We have a city government that is, for the most part, very well run. We have a prized city manager in David Ott who oversees a well-oiled machine that is the envy of the region. Our finances are in order and we are more efficient than most communities our size in providing public services. Led by City Council, the past few years have seen a lowered train track, two new pedestrian bridges, the Coastal Rail Trail, a Vons expansion, Fletcher Cove Park, Fletcher Cove Community Center, Overlook Park, the new I-5 interchange, infrastructure investments along South Cedros, sewer upgrades, road repaving and the Highway 101 makeover. Yet after three years, hundreds of meetings and thousands of dollars spent, City Council has been ineffective in forging any reasonable private use policy for the Fletcher Cove Community Center.
Mistakes have been made by both sides along the way. Proposition B only started after then Mayor Mike Nichols publicly stated in a June 2013 council meeting that after two years of negotiations the issue had reached an impasse and would no longer be discussed. Later, when the “compromise policy” was introduced in response to the number of signatures quickly collected in protest to no policy at all, it was widely regarded as something between a joke and an insult. The signature drive only increased in momentum. Had the Proposition B camp only turned in 1,000 rather than 2,100 signatures, the Special Election would have been held in June at a cost of $12,000 rather than in February at a cost of $191,000.

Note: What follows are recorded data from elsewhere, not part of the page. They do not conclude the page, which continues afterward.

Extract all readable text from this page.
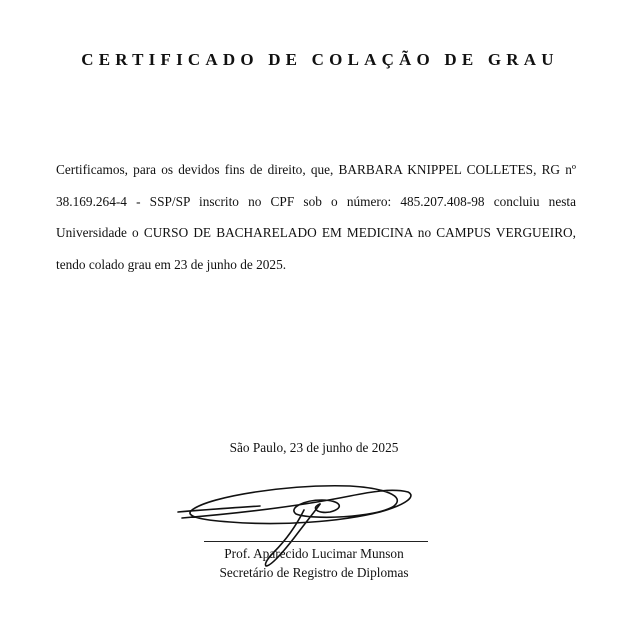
CERTIFICADO DE COLAÇÃO DE GRAU
Certificamos, para os devidos fins de direito, que, BARBARA KNIPPEL COLLETES, RG nº
38.169.264-4 - SSP/SP inscrito no CPF sob o número: 485.207.408-98 concluiu nesta
Universidade o CURSO DE BACHARELADO EM MEDICINA no CAMPUS VERGUEIRO,
tendo colado grau em 23 de junho de 2025.
São Paulo, 23 de junho de 2025
Prof. Aparecido Lucimar Munson
Secretário de Registro de Diplomas
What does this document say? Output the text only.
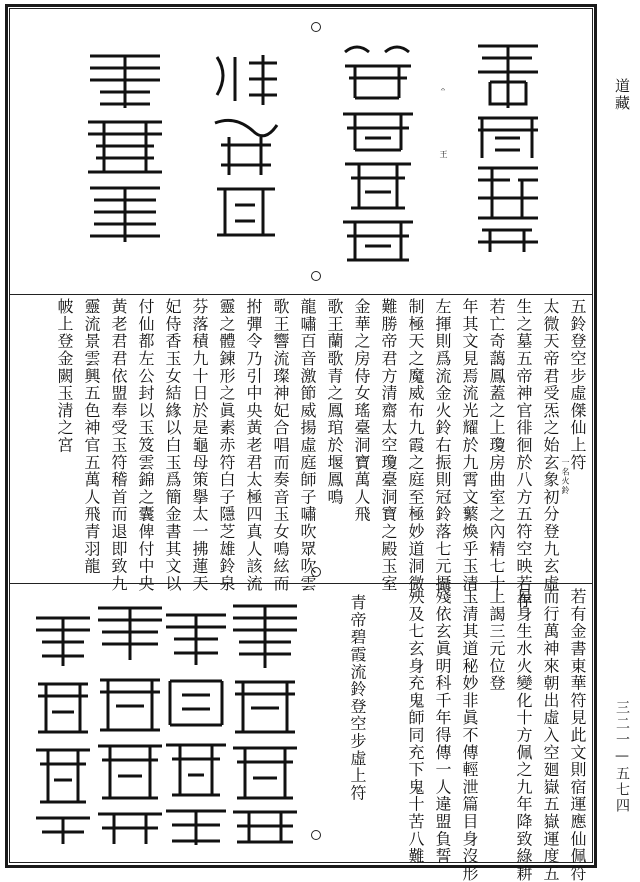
道藏
三二一—五七四
𝄐
王
五鈴登空步虛傑仙上符
太微天帝君受炁之始玄象初分登九玄虛
生之墓五帝神官徘徊於八方五符空映若存
若亡奇藹鳳蓋之上瓊房曲室之內精七十
年其文見焉流光耀於九霄文蘩煥乎玉清
左揮則爲流金火鈴右振則冠鈴落七元攝
制極天之魔威布九霞之庭至極妙道洞微
難勝帝君方清齋太空瓊臺洞寶之殿玉室
金華之房侍女瑤臺洞寶萬人飛
歌王蘭歌青之鳳琯於堰鳳鳴
龍嘯百音激節威揚虛庭師子嘯吹眾吹雲
歌王響流璨神妃合唱而奏音玉女鳴絃而
拊彈令乃引中央黃老君太極四真人該流
靈之體鍊形之眞素赤符白子隱芝雄鈴泉
芬落積九十日於是龜母策擧太一拂蓮天
妃侍香玉女結緣以白玉爲簡金書其文以
付仙都左公封以玉笈雲錦之囊俾付中央
黃老君君依盟奉受玉符稽首而退即致九
靈流景雲興五色神官五萬人飛青羽龍
帔上登金闕玉清之宮
一名火鈴
若有金書東華符見此文則宿運應仙佩符
而行萬神來朝出虛入空廻嶽五嶽運度五
星身生水火變化十方佩之九年降致綠耕
上謁三元位登
玉清其道秘妙非眞不傳輕泄篇目身沒形
殘依玄眞明科千年得傳一人違盟負誓
殃及七玄身充鬼師同充下鬼十苦八難
青帝碧霞流鈴登空步虛上符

I believe the vast majority of Solana Beach residents think the correct private use policy sits somewhere between the two choices we are presented with today. The bolded policy below is a representative example of changes that could be made to the existing policy after the Special Election. If Proposition B wins, City Council could control private party use through the existing permitting process and call for another Special Election in June at a cost of approximately $12,000. If Proposition B loses, City Council could move as soon as the next City Council meeting toward a policy that really is fair and balanced rather than what exists today. Either way, it needs fixing.